Dato che bastano poche giustificazioni, il trattamento obbligatorio promuove atroci abusi di potere. Nel 1927, negli Stati Uniti, Aurora d’Angelo fu costretta a trattamento per aver partecipato ad una dimostrazione in difesa degli anarchici Sacco e Vanzetti condannati a morte. Nel 1958, le autorità del Mississippi arrestarono e sottomisero a trattamento il pastore e attivista nero Clennon W. King Jr. Fu accusato di avere disturbi mentali per aver cercato di iscriversi alla University of Mississippi, riservata ai bianchi. Nel 2010 ci fu il caso dell’ex agente di polizia di New York Adrian Schoolcraft, sotto accusa per aver rivelato che la polizia falsificava le statistiche sul crimine. Pur di non indagare sulle accuse, la polizia lo mandò in un ospedale psichiatrico. Il ricovero coatto è stato usato, e continua ad essere usato, dallo stato come metodo per soffocare la libera espressione.
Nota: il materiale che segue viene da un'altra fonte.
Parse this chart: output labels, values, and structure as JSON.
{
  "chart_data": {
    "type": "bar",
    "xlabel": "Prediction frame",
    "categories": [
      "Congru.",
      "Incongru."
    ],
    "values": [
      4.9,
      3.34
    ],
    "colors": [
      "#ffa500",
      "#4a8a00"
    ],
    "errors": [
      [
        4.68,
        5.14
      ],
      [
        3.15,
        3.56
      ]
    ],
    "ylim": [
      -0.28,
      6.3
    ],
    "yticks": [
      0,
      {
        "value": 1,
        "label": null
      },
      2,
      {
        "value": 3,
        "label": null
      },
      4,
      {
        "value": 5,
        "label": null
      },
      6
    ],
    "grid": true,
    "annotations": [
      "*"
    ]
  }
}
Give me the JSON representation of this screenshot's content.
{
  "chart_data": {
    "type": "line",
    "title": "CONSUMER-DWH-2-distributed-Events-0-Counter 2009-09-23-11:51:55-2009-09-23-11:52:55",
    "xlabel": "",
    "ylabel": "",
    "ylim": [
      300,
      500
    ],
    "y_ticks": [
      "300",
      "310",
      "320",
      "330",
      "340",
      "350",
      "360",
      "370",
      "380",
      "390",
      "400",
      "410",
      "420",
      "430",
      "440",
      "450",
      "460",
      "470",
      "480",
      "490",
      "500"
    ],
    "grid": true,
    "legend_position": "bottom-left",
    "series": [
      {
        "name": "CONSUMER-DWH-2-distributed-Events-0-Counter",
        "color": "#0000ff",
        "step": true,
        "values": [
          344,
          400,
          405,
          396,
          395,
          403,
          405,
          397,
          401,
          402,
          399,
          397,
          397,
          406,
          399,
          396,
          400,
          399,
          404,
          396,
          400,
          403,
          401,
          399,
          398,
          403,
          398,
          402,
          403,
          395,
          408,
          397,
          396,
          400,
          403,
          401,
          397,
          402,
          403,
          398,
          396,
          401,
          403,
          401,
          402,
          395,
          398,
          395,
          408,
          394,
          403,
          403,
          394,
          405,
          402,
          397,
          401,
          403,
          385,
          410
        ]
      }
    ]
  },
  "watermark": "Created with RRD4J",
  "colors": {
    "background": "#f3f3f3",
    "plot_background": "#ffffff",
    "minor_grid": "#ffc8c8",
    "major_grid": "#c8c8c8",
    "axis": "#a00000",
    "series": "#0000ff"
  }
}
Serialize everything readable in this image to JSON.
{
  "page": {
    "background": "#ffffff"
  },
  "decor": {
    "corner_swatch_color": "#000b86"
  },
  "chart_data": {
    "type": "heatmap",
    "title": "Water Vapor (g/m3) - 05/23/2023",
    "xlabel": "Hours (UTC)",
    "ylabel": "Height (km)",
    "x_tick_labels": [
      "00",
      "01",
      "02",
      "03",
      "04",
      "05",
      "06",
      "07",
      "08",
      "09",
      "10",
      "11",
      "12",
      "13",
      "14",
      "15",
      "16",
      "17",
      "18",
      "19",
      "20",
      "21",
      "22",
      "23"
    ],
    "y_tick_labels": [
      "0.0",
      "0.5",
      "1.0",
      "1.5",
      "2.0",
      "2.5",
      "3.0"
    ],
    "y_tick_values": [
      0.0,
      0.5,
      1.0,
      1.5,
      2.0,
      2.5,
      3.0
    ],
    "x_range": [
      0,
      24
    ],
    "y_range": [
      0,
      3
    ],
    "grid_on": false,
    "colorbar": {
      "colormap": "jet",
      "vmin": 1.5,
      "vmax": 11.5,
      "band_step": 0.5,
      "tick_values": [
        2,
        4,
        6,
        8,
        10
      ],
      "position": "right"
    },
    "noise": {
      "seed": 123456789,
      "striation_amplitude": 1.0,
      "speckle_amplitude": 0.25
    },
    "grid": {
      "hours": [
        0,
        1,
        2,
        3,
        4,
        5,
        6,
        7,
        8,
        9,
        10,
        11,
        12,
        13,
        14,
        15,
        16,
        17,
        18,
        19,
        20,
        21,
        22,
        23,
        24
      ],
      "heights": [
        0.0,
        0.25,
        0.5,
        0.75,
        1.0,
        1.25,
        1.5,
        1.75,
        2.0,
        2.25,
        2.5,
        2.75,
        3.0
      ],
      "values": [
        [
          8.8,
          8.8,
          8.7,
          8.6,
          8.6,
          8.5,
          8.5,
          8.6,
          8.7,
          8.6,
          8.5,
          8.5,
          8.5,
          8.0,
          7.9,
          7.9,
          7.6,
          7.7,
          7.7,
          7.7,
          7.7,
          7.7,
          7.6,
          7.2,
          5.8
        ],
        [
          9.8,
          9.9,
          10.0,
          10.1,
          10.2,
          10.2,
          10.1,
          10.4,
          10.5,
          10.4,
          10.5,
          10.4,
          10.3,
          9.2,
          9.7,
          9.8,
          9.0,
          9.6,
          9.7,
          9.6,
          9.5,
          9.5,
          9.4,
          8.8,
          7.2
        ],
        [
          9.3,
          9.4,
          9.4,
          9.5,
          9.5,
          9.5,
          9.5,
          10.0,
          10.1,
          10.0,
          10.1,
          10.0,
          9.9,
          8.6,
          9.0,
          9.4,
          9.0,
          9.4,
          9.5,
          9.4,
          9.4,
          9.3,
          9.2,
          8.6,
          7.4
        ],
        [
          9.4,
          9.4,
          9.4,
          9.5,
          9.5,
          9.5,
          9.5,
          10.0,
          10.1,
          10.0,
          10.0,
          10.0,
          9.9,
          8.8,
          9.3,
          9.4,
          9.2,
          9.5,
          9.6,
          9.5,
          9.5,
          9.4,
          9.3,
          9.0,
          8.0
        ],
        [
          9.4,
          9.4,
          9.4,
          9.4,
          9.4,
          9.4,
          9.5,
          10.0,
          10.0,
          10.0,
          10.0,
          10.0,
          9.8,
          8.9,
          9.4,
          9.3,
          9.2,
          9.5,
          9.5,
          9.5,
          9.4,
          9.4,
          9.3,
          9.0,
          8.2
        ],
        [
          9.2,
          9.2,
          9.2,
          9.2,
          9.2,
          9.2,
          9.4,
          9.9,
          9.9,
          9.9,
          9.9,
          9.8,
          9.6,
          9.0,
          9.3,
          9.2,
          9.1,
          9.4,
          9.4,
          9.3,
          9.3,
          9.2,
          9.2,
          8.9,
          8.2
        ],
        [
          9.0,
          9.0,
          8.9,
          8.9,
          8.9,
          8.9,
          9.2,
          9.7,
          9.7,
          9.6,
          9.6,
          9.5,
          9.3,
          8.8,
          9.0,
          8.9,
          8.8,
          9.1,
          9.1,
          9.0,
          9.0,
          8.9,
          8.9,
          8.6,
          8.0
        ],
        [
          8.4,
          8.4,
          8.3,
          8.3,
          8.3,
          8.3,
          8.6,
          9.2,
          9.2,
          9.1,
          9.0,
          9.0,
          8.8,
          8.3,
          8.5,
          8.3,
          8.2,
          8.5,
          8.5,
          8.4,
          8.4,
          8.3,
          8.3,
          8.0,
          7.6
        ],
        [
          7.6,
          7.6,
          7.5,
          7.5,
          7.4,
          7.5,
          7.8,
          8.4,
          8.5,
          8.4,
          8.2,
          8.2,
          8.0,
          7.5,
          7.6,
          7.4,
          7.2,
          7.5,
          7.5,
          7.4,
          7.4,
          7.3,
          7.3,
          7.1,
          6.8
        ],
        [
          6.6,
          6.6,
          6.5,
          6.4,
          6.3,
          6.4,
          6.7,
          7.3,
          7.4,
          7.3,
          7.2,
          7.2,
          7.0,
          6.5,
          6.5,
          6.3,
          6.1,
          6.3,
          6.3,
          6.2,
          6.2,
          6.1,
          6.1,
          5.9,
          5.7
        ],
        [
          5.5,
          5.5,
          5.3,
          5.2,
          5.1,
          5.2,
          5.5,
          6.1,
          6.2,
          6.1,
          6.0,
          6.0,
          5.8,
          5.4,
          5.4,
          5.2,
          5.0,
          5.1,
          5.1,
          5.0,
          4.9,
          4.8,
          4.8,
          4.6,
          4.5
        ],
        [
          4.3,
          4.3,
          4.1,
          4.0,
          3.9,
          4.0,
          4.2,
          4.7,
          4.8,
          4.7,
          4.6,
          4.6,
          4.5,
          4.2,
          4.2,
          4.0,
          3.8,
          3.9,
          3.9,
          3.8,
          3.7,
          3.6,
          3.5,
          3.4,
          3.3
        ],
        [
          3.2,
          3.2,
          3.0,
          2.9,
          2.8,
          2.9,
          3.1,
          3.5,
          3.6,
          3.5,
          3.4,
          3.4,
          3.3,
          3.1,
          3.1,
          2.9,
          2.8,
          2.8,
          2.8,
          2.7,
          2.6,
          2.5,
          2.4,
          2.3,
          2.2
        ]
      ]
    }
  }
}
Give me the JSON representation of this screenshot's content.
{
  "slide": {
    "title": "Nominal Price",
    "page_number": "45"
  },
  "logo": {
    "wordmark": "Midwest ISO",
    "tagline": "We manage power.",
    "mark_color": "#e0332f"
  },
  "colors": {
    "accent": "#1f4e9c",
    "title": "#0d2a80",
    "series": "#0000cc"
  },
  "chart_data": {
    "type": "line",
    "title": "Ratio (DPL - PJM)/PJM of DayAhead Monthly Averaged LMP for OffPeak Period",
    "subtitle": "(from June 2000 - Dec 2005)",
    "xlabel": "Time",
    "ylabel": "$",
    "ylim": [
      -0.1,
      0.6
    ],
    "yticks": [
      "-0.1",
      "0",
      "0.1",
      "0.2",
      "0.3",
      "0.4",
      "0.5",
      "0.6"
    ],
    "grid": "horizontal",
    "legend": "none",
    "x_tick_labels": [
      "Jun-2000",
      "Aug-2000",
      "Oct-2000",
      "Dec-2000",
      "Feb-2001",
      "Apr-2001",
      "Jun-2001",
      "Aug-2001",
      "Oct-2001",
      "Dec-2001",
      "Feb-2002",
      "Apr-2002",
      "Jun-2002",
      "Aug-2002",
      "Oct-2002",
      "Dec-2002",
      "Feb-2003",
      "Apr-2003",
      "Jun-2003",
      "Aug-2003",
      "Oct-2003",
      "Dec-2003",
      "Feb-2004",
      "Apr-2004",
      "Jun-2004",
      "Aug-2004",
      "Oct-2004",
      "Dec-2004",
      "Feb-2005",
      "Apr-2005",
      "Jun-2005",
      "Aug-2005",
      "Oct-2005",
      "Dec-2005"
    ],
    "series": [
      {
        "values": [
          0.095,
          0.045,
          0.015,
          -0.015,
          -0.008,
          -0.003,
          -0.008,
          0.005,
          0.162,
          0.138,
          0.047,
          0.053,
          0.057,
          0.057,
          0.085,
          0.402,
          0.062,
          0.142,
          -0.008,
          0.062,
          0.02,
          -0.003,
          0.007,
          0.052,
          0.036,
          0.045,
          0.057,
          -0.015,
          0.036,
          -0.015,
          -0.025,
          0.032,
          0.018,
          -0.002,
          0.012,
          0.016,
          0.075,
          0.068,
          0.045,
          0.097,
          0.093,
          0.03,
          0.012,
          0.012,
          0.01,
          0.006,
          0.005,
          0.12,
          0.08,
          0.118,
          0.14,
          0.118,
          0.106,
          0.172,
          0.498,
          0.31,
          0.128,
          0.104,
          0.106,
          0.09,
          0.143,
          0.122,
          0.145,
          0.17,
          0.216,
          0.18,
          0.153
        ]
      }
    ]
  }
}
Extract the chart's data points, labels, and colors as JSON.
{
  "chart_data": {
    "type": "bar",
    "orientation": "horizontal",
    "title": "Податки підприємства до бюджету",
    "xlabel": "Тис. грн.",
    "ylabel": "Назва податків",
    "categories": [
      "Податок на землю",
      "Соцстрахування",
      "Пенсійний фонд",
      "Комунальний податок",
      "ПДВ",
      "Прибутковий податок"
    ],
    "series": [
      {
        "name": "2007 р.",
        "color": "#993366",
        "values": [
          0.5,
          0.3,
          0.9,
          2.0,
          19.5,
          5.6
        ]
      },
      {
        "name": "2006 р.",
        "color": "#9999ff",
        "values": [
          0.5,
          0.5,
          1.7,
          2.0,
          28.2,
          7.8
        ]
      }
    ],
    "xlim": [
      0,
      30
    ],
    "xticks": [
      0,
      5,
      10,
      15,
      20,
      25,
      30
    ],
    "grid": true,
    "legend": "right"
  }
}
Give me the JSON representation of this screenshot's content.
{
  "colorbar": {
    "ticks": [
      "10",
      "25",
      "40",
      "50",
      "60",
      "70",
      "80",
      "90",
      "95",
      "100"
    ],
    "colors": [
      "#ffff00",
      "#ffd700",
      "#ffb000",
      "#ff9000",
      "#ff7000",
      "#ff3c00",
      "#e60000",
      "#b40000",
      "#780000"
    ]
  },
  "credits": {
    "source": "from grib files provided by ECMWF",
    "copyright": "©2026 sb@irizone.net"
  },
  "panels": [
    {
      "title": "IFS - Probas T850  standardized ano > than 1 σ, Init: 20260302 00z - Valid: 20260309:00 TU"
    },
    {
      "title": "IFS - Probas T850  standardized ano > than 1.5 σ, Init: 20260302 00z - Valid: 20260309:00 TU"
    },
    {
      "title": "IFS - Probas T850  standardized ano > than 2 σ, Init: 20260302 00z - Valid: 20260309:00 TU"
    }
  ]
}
Gli abusi di potere negli ospedali psichiatrici sono fin troppo comuni. Un dipendente di un ospedale inglese ha stuprato una paziente sessanta volte dandole il valium di nascosto per renderla inoffensiva. Una unità psichiatrica di Brooklyn è stata recentemente messa sotto indagine perché era gestita più come un carcere che come un ospedale: il personale sedava i pazienti legandoli e usando psicofarmaci invece di utilizzare un trattamento personalizzato. La violenza sessuale tra pazienti con diversi gradi di malattia è diffusa e avviene tra l’indifferenza del personale. Gli schizofrenici vengono isolati e trattati in maniera traumatica, trattati come pericolosi criminali nonostante l’assenza di precedenti violenti.
Le ragioni dietro il trattamento obbligatorio sono in parte dovute all’associazione delle malattie mentali con la violenza. Ma molte di queste paure non hanno fondamento. La malattia mentale è diventata la scusa che giustifica gli atti criminali, e le persone più colpite sono i malati di mente. Ma la malattia mentale non è un crimine; è una condizione medica e come tale andrebbe trattata. Molti di quelli che soffrono di depressione, ansia, disordine bipolare, schizofrenia o altre malattie mentali sono persone adulte capaci e attive. Il concetto di malattia mentale è in gran parte una invenzione sociale. Facendo leva sulle stigmate associate alla malattia, lo stato può imprigionare un gran numero di persone senza che abbiano hanno commesso alcun crimine.
Il trattamento obbligatorio è traumatizzante, non aiuta e si presta facilmente agli abusi. Anche se sembra una distopia di un libro di fantascienza, la reclusione di persone con opinioni diverse è un fatto fin troppo reale. Privando i malati dei loro diritti, trattandoli come se fossero proprietà dello stato, quest’ultimo perpetua l’idea che siano esseri minori. Mi sembra strano doverlo dire, ma anche i malati di mente sono esseri umani.
*Sono stati nomi falsi per proteggere l’identità delle persone citate.